Let's put the lack of lengthier consideration another way: if you google 'karen finley peaches' you'll get more hits about Finley inserting actual peaches into her body cavities than you will hits making comparisons between the two artists. (I should mention at this point that a lot of Finley's stage performances involved various food items.)

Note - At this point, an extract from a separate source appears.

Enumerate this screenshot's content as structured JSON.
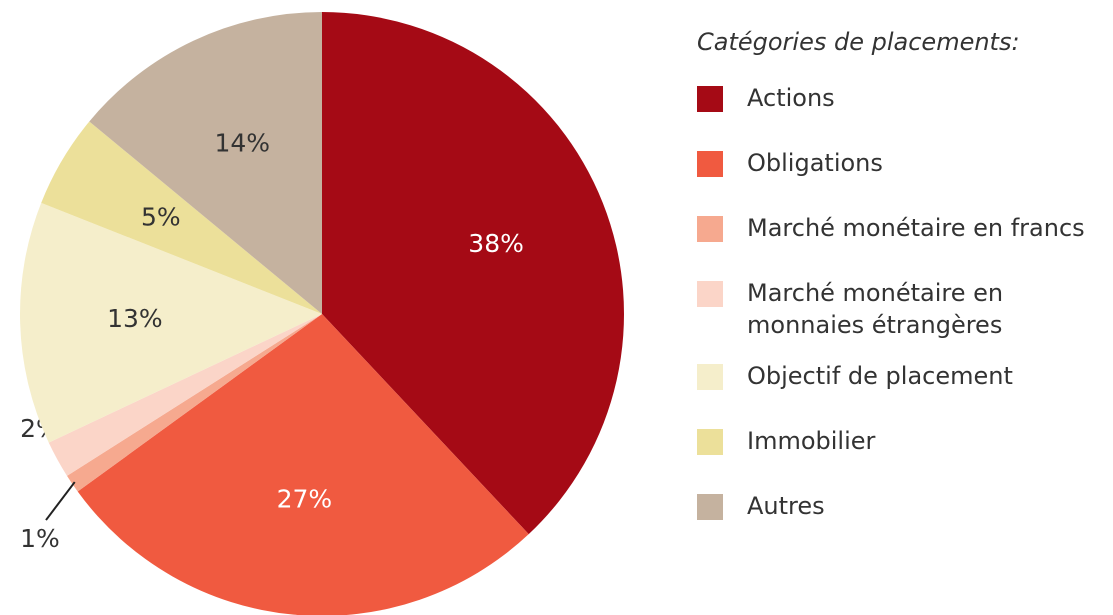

As well, Peaches is not just a mere musician – her stage shows have their own important extra-musical performance elements. And certainly on an ideological, thematic, and tactical level there's a lot of similarities; the use of shock effects is paramount in exploring themes of sexuality, gender, social mores and taboos. But the music itself has a lot in common, at least if we're comparing Peaches first album The Teaches of Peaches with Finley's main musical work, The Truth Is Hard to Swallow (which also contains some spoken performance pieces): electro/disco beats, lyrics that are delivered in anything but a singing style, and subversion/disruption of the standard pop song verse/chorus/bridge structure (especially in Finley's case, less so with Peaches). The best examples of these are Finley's 'Tales of Taboo'
and Peaches' 'Fuck the Pain Away.'
I've yet to find a source that decisively shows that Peaches was influenced by Finley, and short of somehow asking her myself, I doubt I'll find out. In the end, I'm not sure if a definitive answer really matters. Given that Finley's extensive performance art career has only contained a handful of musical works, her influence on popular music has likely been limited to non-existent. Further still, Finley's music has little variation as the focus is on the text (see this interview, where she talks about deliberately using standard disco to create a sense of alienation or disconnect between the music, lyrics, and the dance club-going audience hearing her work).

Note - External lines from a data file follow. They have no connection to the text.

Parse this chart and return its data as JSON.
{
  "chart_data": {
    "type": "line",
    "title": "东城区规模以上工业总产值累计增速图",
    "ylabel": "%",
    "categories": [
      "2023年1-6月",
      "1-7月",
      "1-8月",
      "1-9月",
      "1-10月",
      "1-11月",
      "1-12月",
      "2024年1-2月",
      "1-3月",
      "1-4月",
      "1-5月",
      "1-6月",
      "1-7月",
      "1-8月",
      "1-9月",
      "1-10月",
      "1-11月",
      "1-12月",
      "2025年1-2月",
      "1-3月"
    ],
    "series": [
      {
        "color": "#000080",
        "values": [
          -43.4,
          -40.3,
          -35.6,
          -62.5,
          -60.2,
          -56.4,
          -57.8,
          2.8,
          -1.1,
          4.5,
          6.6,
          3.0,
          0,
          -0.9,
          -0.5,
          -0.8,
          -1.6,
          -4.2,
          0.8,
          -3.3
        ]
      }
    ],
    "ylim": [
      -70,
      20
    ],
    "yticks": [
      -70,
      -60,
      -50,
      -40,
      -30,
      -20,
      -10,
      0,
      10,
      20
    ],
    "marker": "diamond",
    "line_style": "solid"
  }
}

Peaches, on the other hand, even if she used Finley as a starting point for The Teaches of Peaches, has gone in various directions as she plays around with the familiar genres of rock, rap, punk, dance, and metal and such experimentation has of course led to critics to indulge their much-loved hobby of trying to coin a new genre label (electroclash). Viewed cynically, this genre invention is another example of music journalists trying to look prophetic in their descriptions of current music and its trajectories. On the other hand, while I think genre coining is usually taken on far too eagerly, perhaps in Peaches' case it's a way to grant her a greater significance or generic space that she is otherwise denied by the musical mainstream. And, like Finley, she's much more effective on the outside than in.